Descender era un proceso largo y doloroso, y podía pasar media hora antes de superar los diez metros avanzando en paralelo al lecho rocoso. Tendríamos que subir otra vez dentro de un par de horas, pero a esa profundidad el grueso casco del
Cruzada
nos daría ventaja.
―Se están enderezando por encima de nosotros ―informó el timonel.
―Justo al límite de su capacidad ―advirtió Sagantha―. Al menos uno de sus capitanes es sensato. Ravenna, puedes proceder.
―Os habla la faraona Ravenna ―dijo ella cuando se encendió el intercomunicador. Por las dudas, estábamos conectados con las dos naves―. ¿Alguno de vosotros me recuerda?
―Eres una apóstata ―dijo algo más tarde una voz áspera.
¿No dejarían de inmiscuirse? Sin embargo, Chlamas pertenecía ya al Consejo de los Elementos cuando nos había instruido en la Ciudadela y su presencia no tenía por qué sorprenderme. Por muy frío que fuese, le había enseñado a Ravenna la mayor parte de la magia de la Sombra.
―He sido tan leal como cualquiera ―replicó ella, con evidente incomodidad―. Y lo era todavía hasta que me sometisteis a juicio por tener ideas propias.
―Tendrías que habernos destruido a todos.
―¿Crees que lo habría hecho? ¿Alguno de vosotros piensa que eso es lo que Cathan, Palatina y yo queríamos hacer? Vamos camino de Tandaris para intentar salvar al Archipiélago del Dominio. Exactamente igual que vosotros. ¿O acaso el consejo os ha convencido de que una mujer y un puñado de amigos suyos son más peligrosos todavía que el Dominio?
Ahora Ravenna se dirigía a la tripulación del
Rhadamanthys,
probablemente una audiencia bastante más receptiva que Chlamas o el otro capitán.

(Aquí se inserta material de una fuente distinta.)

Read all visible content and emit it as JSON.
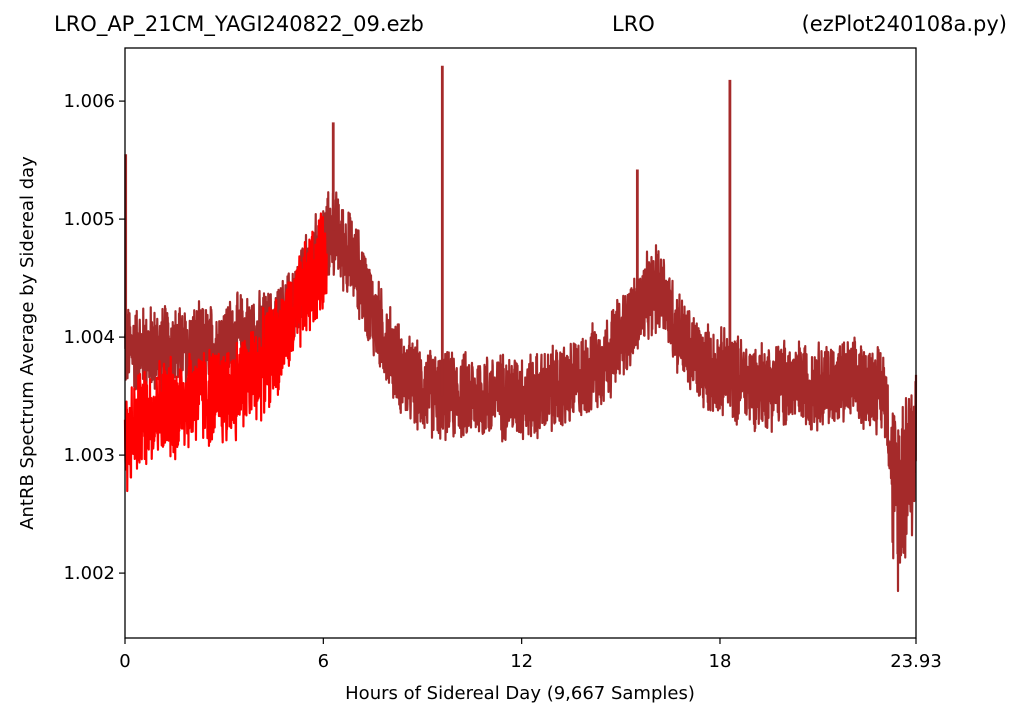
{
  "header": {
    "left": "LRO_AP_21CM_YAGI240822_09.ezb",
    "center": "LRO",
    "right": "(ezPlot240108a.py)"
  },
  "colors": {
    "series_main": "#a52a2a",
    "series_highlight": "#ff0000"
  },
  "chart_data": {
    "type": "line",
    "title": "",
    "xlabel": "Hours of Sidereal Day  (9,667 Samples)",
    "ylabel": "AntRB Spectrum Average by Sidereal day",
    "xlim": [
      0,
      23.93
    ],
    "ylim": [
      1.00145,
      1.00645
    ],
    "xticks": [
      0,
      6,
      12,
      18,
      23.93
    ],
    "xtick_labels": [
      "0",
      "6",
      "12",
      "18",
      "23.93"
    ],
    "yticks": [
      1.002,
      1.003,
      1.004,
      1.005,
      1.006
    ],
    "ytick_labels": [
      "1.002",
      "1.003",
      "1.004",
      "1.005",
      "1.006"
    ],
    "grid": false,
    "legend": "none",
    "series": [
      {
        "color": "#a52a2a",
        "x": [
          0,
          0.5,
          1,
          1.5,
          2,
          2.5,
          3,
          3.5,
          4,
          4.5,
          5,
          5.5,
          6,
          6.3,
          7,
          7.5,
          8,
          8.5,
          9,
          9.5,
          10,
          10.5,
          11,
          11.5,
          12,
          12.5,
          13,
          13.5,
          14,
          14.5,
          15,
          15.5,
          16,
          16.3,
          16.5,
          17,
          17.5,
          18,
          18.5,
          19,
          19.5,
          20,
          20.5,
          21,
          21.5,
          22,
          22.5,
          23,
          23.3,
          23.6,
          23.93
        ],
        "y": [
          1.0039,
          1.0039,
          1.0039,
          1.0039,
          1.0039,
          1.0039,
          1.00395,
          1.004,
          1.004,
          1.00405,
          1.0042,
          1.0045,
          1.0048,
          1.0049,
          1.0046,
          1.0042,
          1.0039,
          1.00365,
          1.00355,
          1.0035,
          1.0035,
          1.0035,
          1.0035,
          1.0035,
          1.0035,
          1.0035,
          1.00355,
          1.0036,
          1.0037,
          1.0038,
          1.004,
          1.0042,
          1.0044,
          1.0044,
          1.0042,
          1.0039,
          1.00375,
          1.0037,
          1.00365,
          1.0036,
          1.0036,
          1.0036,
          1.0036,
          1.0036,
          1.0036,
          1.0036,
          1.0036,
          1.00355,
          1.0026,
          1.0029,
          1.0031
        ]
      },
      {
        "color": "#ff0000",
        "x": [
          0,
          0.25,
          0.5,
          1,
          1.5,
          2,
          2.5,
          3,
          3.5,
          4,
          4.5,
          5,
          5.5,
          6.1
        ],
        "y": [
          1.0031,
          1.0032,
          1.0033,
          1.0034,
          1.0034,
          1.0035,
          1.0035,
          1.0035,
          1.0036,
          1.0037,
          1.0039,
          1.0041,
          1.0044,
          1.0047
        ]
      }
    ],
    "spikes": [
      {
        "x": 0.02,
        "y": 1.00555
      },
      {
        "x": 6.3,
        "y": 1.00582
      },
      {
        "x": 9.6,
        "y": 1.0063
      },
      {
        "x": 15.5,
        "y": 1.00542
      },
      {
        "x": 18.3,
        "y": 1.00618
      }
    ]
  }
}
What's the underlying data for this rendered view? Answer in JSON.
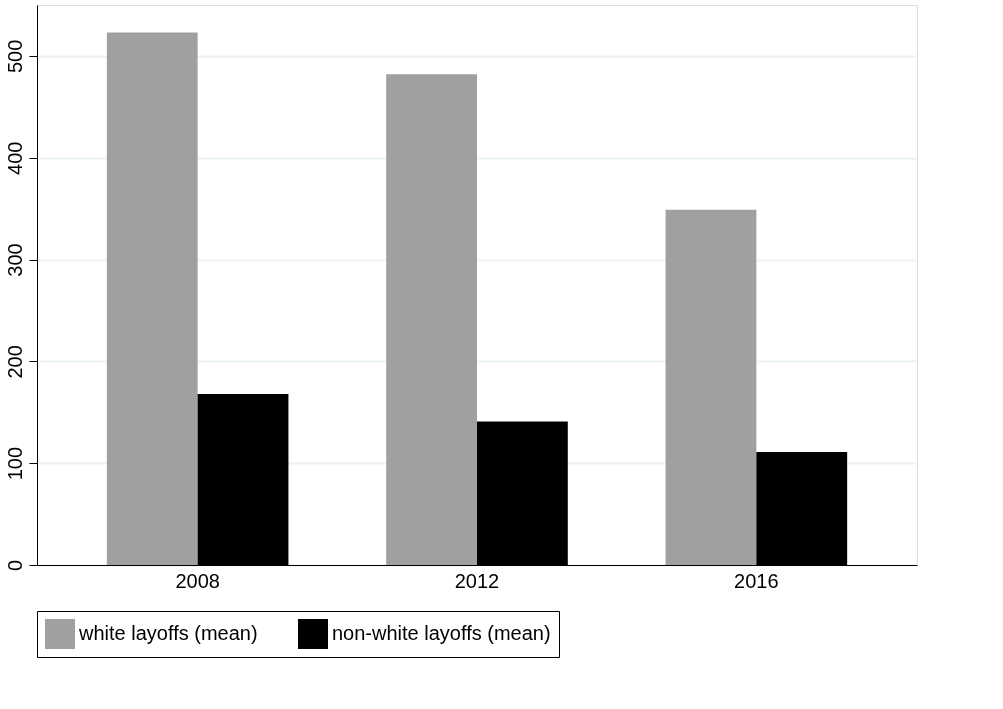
{
  "chart_data": {
    "type": "bar",
    "categories": [
      "2008",
      "2012",
      "2016"
    ],
    "series": [
      {
        "name": "white layoffs (mean)",
        "color": "#a0a0a0",
        "values": [
          523,
          482,
          349
        ]
      },
      {
        "name": "non-white layoffs (mean)",
        "color": "#000000",
        "values": [
          168,
          141,
          111
        ]
      }
    ],
    "ylim": [
      0,
      550
    ],
    "yticks": [
      0,
      100,
      200,
      300,
      400,
      500
    ],
    "grid": "y",
    "legend": "bottom"
  }
}
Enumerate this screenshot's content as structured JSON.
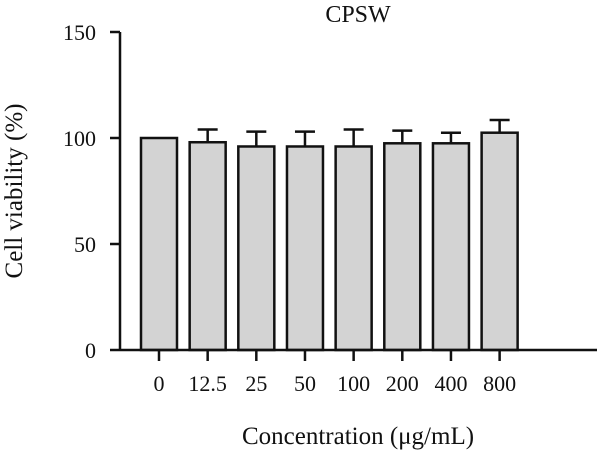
{
  "chart_data": {
    "type": "bar",
    "title": "CPSW",
    "xlabel": "Concentration (μg/mL)",
    "ylabel": "Cell viability (%)",
    "categories": [
      "0",
      "12.5",
      "25",
      "50",
      "100",
      "200",
      "400",
      "800"
    ],
    "values": [
      100,
      98,
      96,
      96,
      96,
      97.5,
      97.5,
      102.5
    ],
    "error_upper": [
      0,
      6,
      7,
      7,
      8,
      6,
      5,
      6
    ],
    "ylim": [
      0,
      150
    ],
    "y_ticks": [
      "0",
      "50",
      "100",
      "150"
    ],
    "grid": false,
    "legend": "none",
    "colors": {
      "bar_fill": "#d3d3d3",
      "bar_stroke": "#111111",
      "axis": "#111111",
      "text": "#111111"
    }
  }
}
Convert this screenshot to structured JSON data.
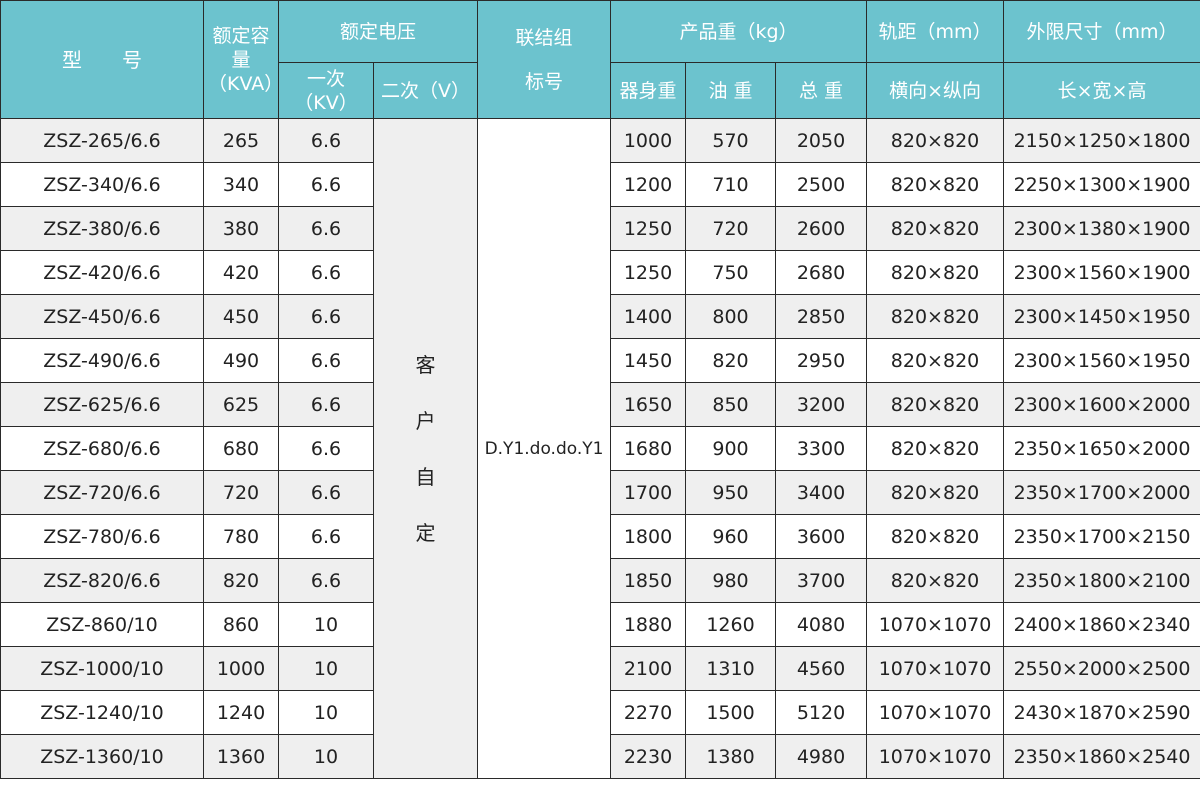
{
  "header": {
    "model": "型　　号",
    "capacity": "额定容量（KVA）",
    "rated_voltage": "额定电压",
    "primary": "一次（KV）",
    "secondary": "二次（V）",
    "connection_group": "联结组标号",
    "weight": "产品重（kg）",
    "body_weight": "器身重",
    "oil_weight": "油 重",
    "total_weight": "总 重",
    "gauge": "轨距（mm）",
    "gauge_sub": "横向×纵向",
    "dimensions": "外限尺寸（mm）",
    "dimensions_sub": "长×宽×高"
  },
  "merged": {
    "secondary_value": [
      "客",
      "户",
      "自",
      "定"
    ],
    "connection_group_value": "D.Y1.do.do.Y1"
  },
  "rows": [
    [
      "ZSZ-265/6.6",
      "265",
      "6.6",
      "1000",
      "570",
      "2050",
      "820×820",
      "2150×1250×1800"
    ],
    [
      "ZSZ-340/6.6",
      "340",
      "6.6",
      "1200",
      "710",
      "2500",
      "820×820",
      "2250×1300×1900"
    ],
    [
      "ZSZ-380/6.6",
      "380",
      "6.6",
      "1250",
      "720",
      "2600",
      "820×820",
      "2300×1380×1900"
    ],
    [
      "ZSZ-420/6.6",
      "420",
      "6.6",
      "1250",
      "750",
      "2680",
      "820×820",
      "2300×1560×1900"
    ],
    [
      "ZSZ-450/6.6",
      "450",
      "6.6",
      "1400",
      "800",
      "2850",
      "820×820",
      "2300×1450×1950"
    ],
    [
      "ZSZ-490/6.6",
      "490",
      "6.6",
      "1450",
      "820",
      "2950",
      "820×820",
      "2300×1560×1950"
    ],
    [
      "ZSZ-625/6.6",
      "625",
      "6.6",
      "1650",
      "850",
      "3200",
      "820×820",
      "2300×1600×2000"
    ],
    [
      "ZSZ-680/6.6",
      "680",
      "6.6",
      "1680",
      "900",
      "3300",
      "820×820",
      "2350×1650×2000"
    ],
    [
      "ZSZ-720/6.6",
      "720",
      "6.6",
      "1700",
      "950",
      "3400",
      "820×820",
      "2350×1700×2000"
    ],
    [
      "ZSZ-780/6.6",
      "780",
      "6.6",
      "1800",
      "960",
      "3600",
      "820×820",
      "2350×1700×2150"
    ],
    [
      "ZSZ-820/6.6",
      "820",
      "6.6",
      "1850",
      "980",
      "3700",
      "820×820",
      "2350×1800×2100"
    ],
    [
      "ZSZ-860/10",
      "860",
      "10",
      "1880",
      "1260",
      "4080",
      "1070×1070",
      "2400×1860×2340"
    ],
    [
      "ZSZ-1000/10",
      "1000",
      "10",
      "2100",
      "1310",
      "4560",
      "1070×1070",
      "2550×2000×2500"
    ],
    [
      "ZSZ-1240/10",
      "1240",
      "10",
      "2270",
      "1500",
      "5120",
      "1070×1070",
      "2430×1870×2590"
    ],
    [
      "ZSZ-1360/10",
      "1360",
      "10",
      "2230",
      "1380",
      "4980",
      "1070×1070",
      "2350×1860×2540"
    ]
  ],
  "colors": {
    "header_bg": "#6cc3ce",
    "stripe": "#efefef",
    "border": "#2a2a2a"
  }
}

―Ya tendremos tiempo de encargarnos del Dominio ―afirmó Chlamas, repitiendo las anteriores palabras de Ukmadorian. Parecían tener una sorprendente seguridad en sí mismos, lo que me preocupaba. Como mucho podían tener diez o doce naves, de ningún modo bastantes para vencer a la gran flota imperial, por no sumar la superioridad de entrenamiento y equipos de la marina.
¿Y qué haría, por otra parte? La flota imperial representaba sólo la mitad de la marina en tiempos de paz; incluso derrotándola no la habrían eliminado. No, Ukmadorian y los suyos debían contar con otro apoyo. «Pronto la marina será nuestra», había dicho Ukmadorian. ¿Qué significaba eso?
―Dime, Chlamas, ¿cuándo te has unido a la Inquisición? ¿Qué te han ofrecido? ¿También el resto del consejo se ha unido a los sacerdotes? Me gustaría saberlo.
Pude percibir el odio en la voz de Chlamas. Su respuesta fue tan iracunda que apenas mantuvo la coherencia. Ravenna estaba ganando terreno.
―La Inquisición merece mis felicitaciones por haber conseguido ganar a todos sus oponentes ―prosiguió ella― y por lograr que ellos maten a la faraona que tanto tiempo intentaron encontrar. El consejo se pasa el tiempo cazando a su propia gente y entretanto el Dominio puede hacer lo que le place. Maravilloso.
Se oyó un clic y la comunicación quedó interrumpida.
―Ha valido la pena intentarlo ―admitió Ravenna con tristeza.